Eventually, he crossed the finish line in Gérardmer 1:36 minutes after race leader Vincenzo Nibali (Astana). That keeps him narrowly in fourth overall and still in his white jersey of the best young rider. However, he lost a lot of ground on most GC rivals who were aiming for a top-10 result. After the stage, Kwiatkowski stated the fast pace and sore legs hurt him on the climb.
Three climbs in the last 20km were on the route of the first mountain stage. Due to the fierce pace set out by the Tinkoff-Saxo team, Kwiatkowski had to let go of the peloton shortly before the top of the second climb. Nevertheless, he managed to finish ahead of many riders who only cracked on the final climb.
"I had such a sore legs on the first climb and you saw Tinkoff-Saxo was trying to make a really hard race. I dropped back on the worst moment. The two kilometres before the top of the climb were easier. I could probably stay there in the group.

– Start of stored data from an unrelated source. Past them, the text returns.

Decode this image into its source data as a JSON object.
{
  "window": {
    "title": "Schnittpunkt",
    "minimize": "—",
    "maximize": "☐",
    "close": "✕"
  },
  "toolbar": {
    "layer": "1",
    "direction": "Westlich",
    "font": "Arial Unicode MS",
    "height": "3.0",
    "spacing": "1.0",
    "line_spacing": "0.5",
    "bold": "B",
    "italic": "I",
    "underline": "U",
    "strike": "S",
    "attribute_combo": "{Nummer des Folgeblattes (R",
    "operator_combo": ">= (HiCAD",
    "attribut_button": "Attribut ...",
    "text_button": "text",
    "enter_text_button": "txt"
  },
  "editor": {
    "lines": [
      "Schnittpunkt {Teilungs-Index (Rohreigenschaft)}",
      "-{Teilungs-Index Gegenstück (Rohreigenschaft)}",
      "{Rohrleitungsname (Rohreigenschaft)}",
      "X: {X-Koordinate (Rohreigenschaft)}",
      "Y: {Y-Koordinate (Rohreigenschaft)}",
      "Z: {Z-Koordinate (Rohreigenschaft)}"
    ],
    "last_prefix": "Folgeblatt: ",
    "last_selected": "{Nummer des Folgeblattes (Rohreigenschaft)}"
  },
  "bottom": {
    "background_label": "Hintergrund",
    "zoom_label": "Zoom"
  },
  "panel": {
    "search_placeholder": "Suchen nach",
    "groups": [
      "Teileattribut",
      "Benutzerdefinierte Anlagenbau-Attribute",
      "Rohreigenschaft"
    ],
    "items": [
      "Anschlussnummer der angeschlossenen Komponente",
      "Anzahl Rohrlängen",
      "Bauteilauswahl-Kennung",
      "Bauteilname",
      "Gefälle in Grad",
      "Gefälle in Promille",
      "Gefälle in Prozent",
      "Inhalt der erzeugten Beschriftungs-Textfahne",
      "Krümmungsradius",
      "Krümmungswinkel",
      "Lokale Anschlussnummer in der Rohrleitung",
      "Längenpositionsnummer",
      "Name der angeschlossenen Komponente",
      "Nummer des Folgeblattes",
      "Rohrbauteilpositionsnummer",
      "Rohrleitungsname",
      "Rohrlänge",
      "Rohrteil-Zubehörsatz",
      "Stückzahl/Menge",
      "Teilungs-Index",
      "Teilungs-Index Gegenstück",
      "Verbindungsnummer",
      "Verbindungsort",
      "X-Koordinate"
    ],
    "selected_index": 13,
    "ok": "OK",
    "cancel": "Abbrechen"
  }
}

Afterward, Tony Martin and Jan Bakelants really helped me to find my own speed so I could finish as best as I can the stage."
Kwiatkowski figured he lost the white jersey and headed straight to the team bus after the finish. It turned out he still had 13 seconds over Romain Bardet (Ag2r La Mondiale). It meant he had to ride back through the rain to the podium to receive a new jersey. Afterwards he took the time to answer some questions while sitting on the steps of the team bus.
"I'm a little bit disappointed that I drop out of there but it's the first mountain finish so let's take a look at what happens next. It was such high speeds on these climbs. I just couldn’t follow. Of course it’s nice to stand out on the podium and show to the fans that I’m still there."
Though receiving a serious knock on Saturday afternoon, Kwiatkowski realized there were lessons to be drawn, while not forgetting he came to the Tour de France to learn.
"I came here to explore myself. If you have a bad moment you have to find a positive and try to learn from that. The time trial is my speciality. Finding my own speed is what I like and I could find this tempo, even today. I came here to learn and a stage like that gives me a lot of experience, that's what I need."
On Sunday, the Tour de France peloton heads into the second stage through the Vosges, featuring six climbs, though the last top is at 43km from the finish in Mulhouse.